The knight looked up briefly. The moon was full in the sky, as red as the bloody field around him. The mist that had fallen was the same crimson shade. It was as if he stood in a fog of blood. And in his heart and mind, he was dead already.
His time had come. He did not damn God or fate.She was lost, and he could only pray that there was indeed a heaven, that he would find her there. He had killed, true, but his cause had been a righteous one.
He closed his eyes for a split second, then opened them, roared out a warning and strode into the melee.
They fell before him, man after man. He knew his rage at that moment was not for the future, not for a dream.
It was for her.
He didn't know if blood or sweat dripped into his eyes, for he moved in a red haze. He was dimly aware of someone near him, the sound of an incantation.
And then a blow against his head sent him down, spiraling into darkness, an endless bloodred night.
He opened his eyes. There was darkness, there was shadow.
There was sensation.
He hadn't expected this. Had God spurned him?
Warmth surrounded him. He heard the crackling of a fire. He blinked and realized he was not dead after all.
A massive shadow loomed on the wall, then resolved itself into Father Gregore. The man came to his side, bringing water. The knight swallowed, his head cradled by the powerful hand of the strange priest.
"The battle...?" he asked.
"It is over. Long over," the priest said. "Sip slowly."
The knight looked around. They were in a cave. He couldn't tell if it was morning or evening, early or late. He knew only that the red mist was gone. Gone, too, was the scent of scorched flesh, the awful smell of blood and death.
Gone, too, was the woman he had loved.
"How long have I been here?" the knight asked.
"A very long time."
"My lady...I took her from the fire. And then she was gone. I've got to find her."
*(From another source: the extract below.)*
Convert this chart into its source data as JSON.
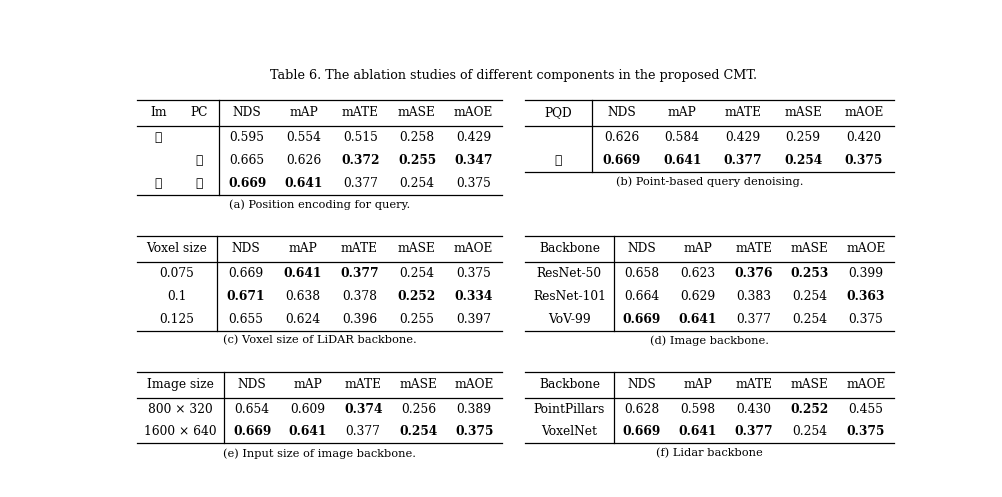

The priest looked at him, studying him for a long time. "Yes, you do," he said softly.
"I must hurry," the knight muttered.
The priest stopped him. "You must heal."
"But...I have to find her."
"A little more time won't matter," the priest said, and sat back. The glow of the fire touched his features. "You have to help me heal you. I am not entirely a miracle worker. There will be time."
"But she is in danger."
"Yes. She is your quest. Her immortal soul cries out."
"There is time, my son. Much has happened. There's much I must tell you. Much you must learn."
The fire snapped and crackled and the knight looked into the priest's eyes....
It was only then that he began to understand.